X OBM

Consider three of the $n$ points. The parity of the number of blue segments of the triangle with these points as vertices doesn't change while switching the keys. Since it is possible to make all three segments red, the number of blue segments in each triangle is even.

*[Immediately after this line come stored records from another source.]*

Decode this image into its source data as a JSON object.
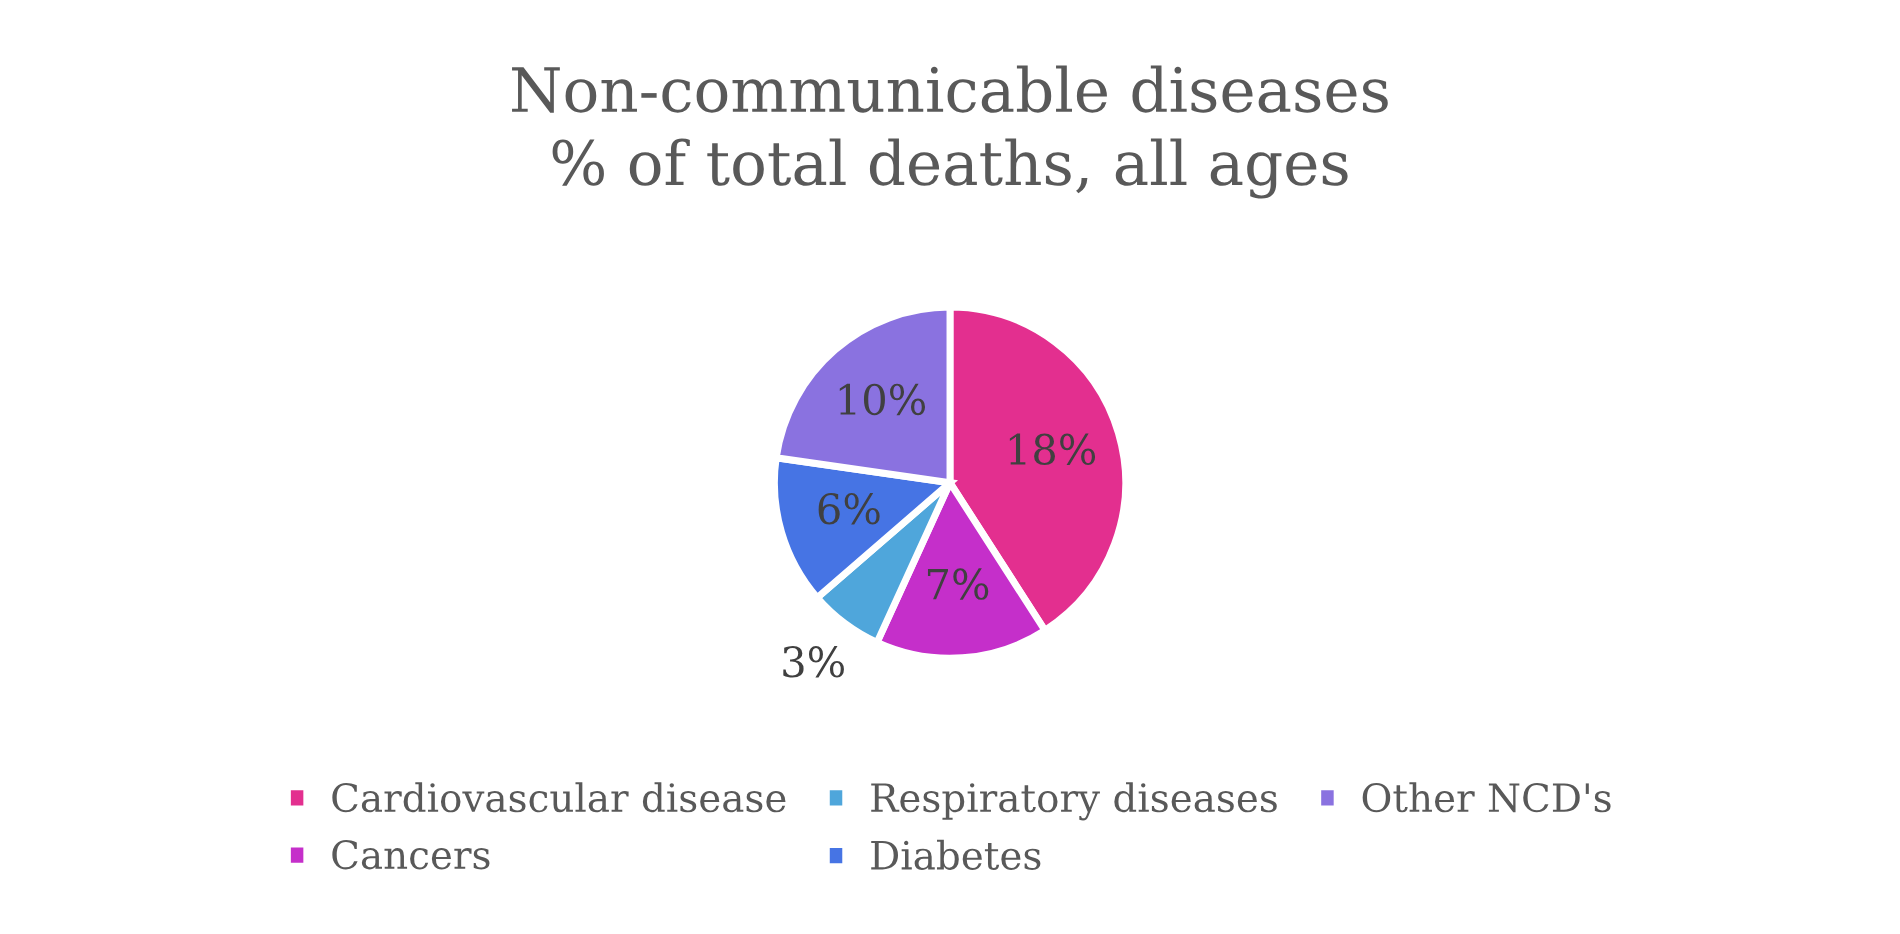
{
  "chart_data": {
    "type": "pie",
    "title": "Non-communicable diseases\n% of total deaths, all ages",
    "categories": [
      "Cardiovascular disease",
      "Cancers",
      "Respiratory diseases",
      "Diabetes",
      "Other NCD's"
    ],
    "values": [
      18,
      7,
      3,
      6,
      10
    ],
    "value_labels": [
      "18%",
      "7%",
      "3%",
      "6%",
      "10%"
    ],
    "colors": [
      "#e32f8f",
      "#c52fca",
      "#4fa6db",
      "#4674e4",
      "#8a72e0"
    ],
    "legend": "bottom"
  }
}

Let $P$ be one of the $n$ points. Let $A$ be the set of points connected to $P$ by red segments and $B$ be the set of points connected to $P$ by blue segments. Let $A_1,A_2\in A$. So $P{A}_1$ and $P{A}_2$ are both red and thus $A_1{A}_2$ is red. Now consider $B_1,B_2\in B$. Then $P{B}_1$ and $P{B}_2$ are both blue and thus $B_1{B}_2$ is red. Finally, consider $A\in A$ and $B\in B$. $PA$ is red and $PB$ is blue, so $AB$ is blue. Put $P$ in $A$. All this reasoning shows that segments in the same set are red and segments connecting points in different sets are blue.

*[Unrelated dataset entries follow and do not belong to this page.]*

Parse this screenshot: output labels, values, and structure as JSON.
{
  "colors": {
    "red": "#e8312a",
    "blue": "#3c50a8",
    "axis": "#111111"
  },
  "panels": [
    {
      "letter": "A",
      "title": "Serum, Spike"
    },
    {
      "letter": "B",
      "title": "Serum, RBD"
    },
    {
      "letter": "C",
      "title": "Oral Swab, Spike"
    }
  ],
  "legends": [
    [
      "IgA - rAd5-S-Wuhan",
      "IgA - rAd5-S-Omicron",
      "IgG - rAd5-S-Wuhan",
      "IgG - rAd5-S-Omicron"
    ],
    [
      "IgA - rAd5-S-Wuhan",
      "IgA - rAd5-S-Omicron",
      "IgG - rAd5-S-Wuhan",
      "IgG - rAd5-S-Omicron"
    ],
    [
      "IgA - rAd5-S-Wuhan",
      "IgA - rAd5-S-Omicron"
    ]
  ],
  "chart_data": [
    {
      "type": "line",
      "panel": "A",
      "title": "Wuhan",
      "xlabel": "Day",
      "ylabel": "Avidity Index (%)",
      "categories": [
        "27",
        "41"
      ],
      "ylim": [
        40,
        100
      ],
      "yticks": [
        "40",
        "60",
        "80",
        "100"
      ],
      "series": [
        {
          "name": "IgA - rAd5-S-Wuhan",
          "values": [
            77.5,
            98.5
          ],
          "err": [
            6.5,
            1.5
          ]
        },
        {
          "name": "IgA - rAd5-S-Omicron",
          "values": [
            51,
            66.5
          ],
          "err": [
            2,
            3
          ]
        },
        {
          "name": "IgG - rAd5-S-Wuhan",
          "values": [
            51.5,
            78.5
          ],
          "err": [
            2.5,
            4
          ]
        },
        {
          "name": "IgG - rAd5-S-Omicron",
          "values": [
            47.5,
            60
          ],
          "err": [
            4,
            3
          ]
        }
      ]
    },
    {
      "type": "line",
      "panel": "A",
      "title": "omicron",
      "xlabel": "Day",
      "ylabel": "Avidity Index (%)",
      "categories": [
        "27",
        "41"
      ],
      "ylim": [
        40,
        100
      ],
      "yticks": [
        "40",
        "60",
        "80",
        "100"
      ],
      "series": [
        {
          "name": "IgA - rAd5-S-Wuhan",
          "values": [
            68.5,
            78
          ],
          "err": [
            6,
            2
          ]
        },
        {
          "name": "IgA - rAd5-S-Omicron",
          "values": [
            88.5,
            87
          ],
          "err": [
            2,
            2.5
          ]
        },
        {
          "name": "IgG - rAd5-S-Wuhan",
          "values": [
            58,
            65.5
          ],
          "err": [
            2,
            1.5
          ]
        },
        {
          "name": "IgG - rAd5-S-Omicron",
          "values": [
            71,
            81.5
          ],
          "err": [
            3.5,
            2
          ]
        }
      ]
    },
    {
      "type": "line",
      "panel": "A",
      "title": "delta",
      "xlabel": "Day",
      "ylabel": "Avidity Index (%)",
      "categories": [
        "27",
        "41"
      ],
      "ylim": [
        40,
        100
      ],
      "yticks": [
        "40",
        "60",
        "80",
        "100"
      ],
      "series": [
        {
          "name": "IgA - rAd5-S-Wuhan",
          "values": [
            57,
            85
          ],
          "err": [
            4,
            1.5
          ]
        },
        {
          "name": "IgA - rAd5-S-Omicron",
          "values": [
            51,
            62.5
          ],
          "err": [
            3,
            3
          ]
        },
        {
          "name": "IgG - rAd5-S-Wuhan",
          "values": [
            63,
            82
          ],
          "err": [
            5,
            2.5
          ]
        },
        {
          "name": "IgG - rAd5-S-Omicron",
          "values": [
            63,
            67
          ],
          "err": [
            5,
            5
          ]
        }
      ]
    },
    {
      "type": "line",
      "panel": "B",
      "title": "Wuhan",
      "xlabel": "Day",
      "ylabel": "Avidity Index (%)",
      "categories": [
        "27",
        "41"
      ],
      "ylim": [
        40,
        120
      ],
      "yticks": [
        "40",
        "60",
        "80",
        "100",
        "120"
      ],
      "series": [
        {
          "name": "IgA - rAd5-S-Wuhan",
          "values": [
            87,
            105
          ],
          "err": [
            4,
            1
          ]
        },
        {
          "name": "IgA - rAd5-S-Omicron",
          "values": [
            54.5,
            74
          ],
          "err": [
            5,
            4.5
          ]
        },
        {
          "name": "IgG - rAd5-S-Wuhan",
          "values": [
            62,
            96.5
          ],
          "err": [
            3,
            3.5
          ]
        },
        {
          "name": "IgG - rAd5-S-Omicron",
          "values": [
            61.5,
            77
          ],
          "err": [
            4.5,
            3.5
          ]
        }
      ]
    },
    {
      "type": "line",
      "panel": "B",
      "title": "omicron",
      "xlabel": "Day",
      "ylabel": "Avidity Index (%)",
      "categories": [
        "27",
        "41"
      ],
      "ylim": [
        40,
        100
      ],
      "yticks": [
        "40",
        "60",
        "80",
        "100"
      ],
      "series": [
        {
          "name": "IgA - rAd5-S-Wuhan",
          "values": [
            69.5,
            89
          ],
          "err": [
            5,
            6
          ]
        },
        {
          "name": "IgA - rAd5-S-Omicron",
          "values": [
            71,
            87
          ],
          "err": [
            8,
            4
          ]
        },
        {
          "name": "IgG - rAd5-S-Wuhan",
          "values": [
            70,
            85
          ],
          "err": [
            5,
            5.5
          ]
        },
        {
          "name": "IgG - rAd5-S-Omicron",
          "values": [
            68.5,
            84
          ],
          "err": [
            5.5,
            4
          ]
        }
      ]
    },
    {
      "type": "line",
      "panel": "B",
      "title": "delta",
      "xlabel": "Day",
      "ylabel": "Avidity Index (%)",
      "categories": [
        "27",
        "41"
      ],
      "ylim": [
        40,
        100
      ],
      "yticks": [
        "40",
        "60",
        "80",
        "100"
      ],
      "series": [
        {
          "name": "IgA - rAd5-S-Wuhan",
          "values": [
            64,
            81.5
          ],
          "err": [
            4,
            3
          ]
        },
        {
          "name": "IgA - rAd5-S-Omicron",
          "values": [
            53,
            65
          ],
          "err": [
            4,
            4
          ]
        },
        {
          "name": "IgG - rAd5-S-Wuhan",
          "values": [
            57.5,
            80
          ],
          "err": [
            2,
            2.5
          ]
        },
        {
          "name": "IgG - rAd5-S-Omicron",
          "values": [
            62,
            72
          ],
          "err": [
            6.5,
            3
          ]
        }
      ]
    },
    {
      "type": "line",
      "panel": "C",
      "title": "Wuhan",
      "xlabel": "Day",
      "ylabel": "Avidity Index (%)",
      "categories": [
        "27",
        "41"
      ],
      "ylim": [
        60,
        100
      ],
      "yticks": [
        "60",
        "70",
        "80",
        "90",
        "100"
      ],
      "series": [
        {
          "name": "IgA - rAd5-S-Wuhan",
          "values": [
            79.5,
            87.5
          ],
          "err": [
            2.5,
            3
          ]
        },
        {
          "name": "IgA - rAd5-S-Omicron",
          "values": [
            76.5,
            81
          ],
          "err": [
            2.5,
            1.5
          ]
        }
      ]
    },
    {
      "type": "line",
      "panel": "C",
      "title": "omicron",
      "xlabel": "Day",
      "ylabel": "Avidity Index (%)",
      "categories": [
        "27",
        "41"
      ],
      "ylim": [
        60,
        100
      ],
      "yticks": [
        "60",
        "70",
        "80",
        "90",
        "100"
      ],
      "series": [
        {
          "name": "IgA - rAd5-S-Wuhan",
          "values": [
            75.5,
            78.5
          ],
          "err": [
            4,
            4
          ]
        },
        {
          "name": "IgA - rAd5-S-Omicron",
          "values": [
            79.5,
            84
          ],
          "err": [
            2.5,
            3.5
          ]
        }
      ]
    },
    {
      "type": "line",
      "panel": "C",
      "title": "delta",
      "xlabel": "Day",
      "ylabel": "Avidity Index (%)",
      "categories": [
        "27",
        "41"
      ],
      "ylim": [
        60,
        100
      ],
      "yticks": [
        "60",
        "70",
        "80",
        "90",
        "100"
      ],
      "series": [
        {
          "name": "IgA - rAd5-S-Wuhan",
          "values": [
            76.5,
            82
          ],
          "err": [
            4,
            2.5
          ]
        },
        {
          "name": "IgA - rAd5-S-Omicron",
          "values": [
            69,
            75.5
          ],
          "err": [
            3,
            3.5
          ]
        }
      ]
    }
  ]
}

Switching all points in set $A$ will make all segments red. Indeed, all segments in $A$ will change twice, one time from each of its edges, all segments connecting points from $\mathcal{A}$ and $\mathcal{B}$ will change once, turning from blue to red and segments in $\mathcal{B}$ won't change. This proves the first part.

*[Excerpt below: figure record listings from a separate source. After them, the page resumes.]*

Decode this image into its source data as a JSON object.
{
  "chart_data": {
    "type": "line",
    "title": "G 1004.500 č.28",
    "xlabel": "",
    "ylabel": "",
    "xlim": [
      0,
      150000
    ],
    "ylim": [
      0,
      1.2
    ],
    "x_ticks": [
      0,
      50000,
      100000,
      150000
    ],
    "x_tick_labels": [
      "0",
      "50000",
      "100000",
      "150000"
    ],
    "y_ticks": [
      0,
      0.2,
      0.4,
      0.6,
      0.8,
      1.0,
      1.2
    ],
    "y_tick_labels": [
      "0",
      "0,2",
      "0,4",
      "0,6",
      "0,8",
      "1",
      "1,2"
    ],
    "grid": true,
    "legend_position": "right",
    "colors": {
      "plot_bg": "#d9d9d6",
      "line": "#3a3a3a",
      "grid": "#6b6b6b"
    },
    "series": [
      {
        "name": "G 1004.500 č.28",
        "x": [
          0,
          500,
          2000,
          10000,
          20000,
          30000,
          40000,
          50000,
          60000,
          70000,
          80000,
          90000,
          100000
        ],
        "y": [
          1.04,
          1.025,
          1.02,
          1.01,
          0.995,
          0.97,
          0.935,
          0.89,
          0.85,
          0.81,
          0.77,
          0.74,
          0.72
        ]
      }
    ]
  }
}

For the second part, notice first that one needs to switch each point at most once. Let $|\mathcal{A}|=k$ and $|\mathcal{B}|=n-k$. If we switch $a$ points from $\mathcal{A}$ and $b$ points from $\mathcal{B}$ we change at most $a(n-k)+bk$ blue segments. Suppose without loss of generality that $k\le n-k⟺k\le \lfloor \frac{n}{2}\rfloor$. Then $k(n-k)\le a(n-k)+bk\le a(n-k)+b(n-k)⟹k\le a+b$. So the number of key presses is at most $k$ and, in the worst case, $\lfloor \frac{n}{2}\rfloor$. This number is needed to make all segments red if $|\mathcal{A}|=\lfloor \frac{n}{2}\rfloor$.